Véritable leadership
« Si nous sélectionnions les leaders plus sur la compétence que sur la confiance et plus sur la modestie que le charisme, alors nous aurions plus de leaders plus compétents et féminins ! »
Wout Van Impe préconise une approche complètement différente dans la sélection et le développement du CEO. Le contexte détermine tout et il faut le connaître et le comprendre. Il existe différents styles de bon leadership pour chaque contexte. En plus du contexte, il faut également clairement savoir quels résultats on attend et quelles sont les principales tâches de ce poste. Mais il ne faut certainement pas choisir un certain type de leadership ou sélectionner des traits de personnalité spécifiques.
La meilleure méthode de sélection est une sorte de stage interne de quelques mois. Ce n'est malheureusement pas très réaliste. D'un autre côté, il faut absolument éviter de laisser vos décisions être influencées par tout type de parti pris. En fait, il faut se limiter à 3 à 5 soi-disant « game changers » essentiels puis sélectionner principalement sur ces caractéristiques. « La nomination d'un CEO nécessite une réflexion beaucoup plus rationnelle. Évitez tout brouillard subjectif ou mythe éventuel dans votre processus décisionnel rationnel. Basez-vous simplement sur les faits ! »

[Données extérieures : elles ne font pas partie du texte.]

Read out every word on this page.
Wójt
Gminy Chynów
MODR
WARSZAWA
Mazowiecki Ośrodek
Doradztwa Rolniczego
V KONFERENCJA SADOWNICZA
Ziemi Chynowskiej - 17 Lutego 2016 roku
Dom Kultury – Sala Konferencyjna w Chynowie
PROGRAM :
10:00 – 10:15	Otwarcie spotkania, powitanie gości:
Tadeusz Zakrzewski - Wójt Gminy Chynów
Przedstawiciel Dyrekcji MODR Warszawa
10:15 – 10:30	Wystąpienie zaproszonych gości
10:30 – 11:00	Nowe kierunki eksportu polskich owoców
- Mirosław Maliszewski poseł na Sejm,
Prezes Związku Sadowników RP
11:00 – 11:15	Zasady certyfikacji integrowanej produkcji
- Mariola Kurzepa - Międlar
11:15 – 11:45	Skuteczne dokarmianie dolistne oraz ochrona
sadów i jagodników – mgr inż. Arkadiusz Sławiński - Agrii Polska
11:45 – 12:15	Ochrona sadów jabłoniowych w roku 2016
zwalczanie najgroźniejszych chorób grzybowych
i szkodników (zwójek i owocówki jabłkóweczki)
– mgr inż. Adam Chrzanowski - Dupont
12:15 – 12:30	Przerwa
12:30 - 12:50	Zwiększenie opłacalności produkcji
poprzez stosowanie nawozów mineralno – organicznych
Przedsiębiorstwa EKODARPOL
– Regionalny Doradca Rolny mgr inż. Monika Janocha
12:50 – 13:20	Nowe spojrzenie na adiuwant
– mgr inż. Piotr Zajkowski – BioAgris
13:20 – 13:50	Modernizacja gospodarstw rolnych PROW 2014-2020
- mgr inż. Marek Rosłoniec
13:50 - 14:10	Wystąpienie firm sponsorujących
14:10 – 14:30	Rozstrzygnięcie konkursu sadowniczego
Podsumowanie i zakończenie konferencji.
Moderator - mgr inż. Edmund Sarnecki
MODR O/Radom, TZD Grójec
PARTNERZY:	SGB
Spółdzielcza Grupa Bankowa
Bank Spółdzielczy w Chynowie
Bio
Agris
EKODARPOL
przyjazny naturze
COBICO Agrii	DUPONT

Les témoignages personnels lors de la table ronde de clôture ont illustré la véracité des deux discours . Ils sont rapidement parvenus à un consensus sur l'importance d'un processus systématique, voire presque scientifique, pour désigner le CEO suivant. Mais ils ont également admis que parvenir à cet alignement stratégique ou à un consensus sur l'essence n'est pas si facile dans la pratique. « On ne peut jamais supposer que tout le monde sait quelle est la stratégie. » La plus grande responsabilité (du processus) incombe au président. Il ne doit pas seulement former un tandem solide avec le CEO. Il est également la bonne personne pour aligner le plus possible les actionnaires sur ce qui est critique et crucial.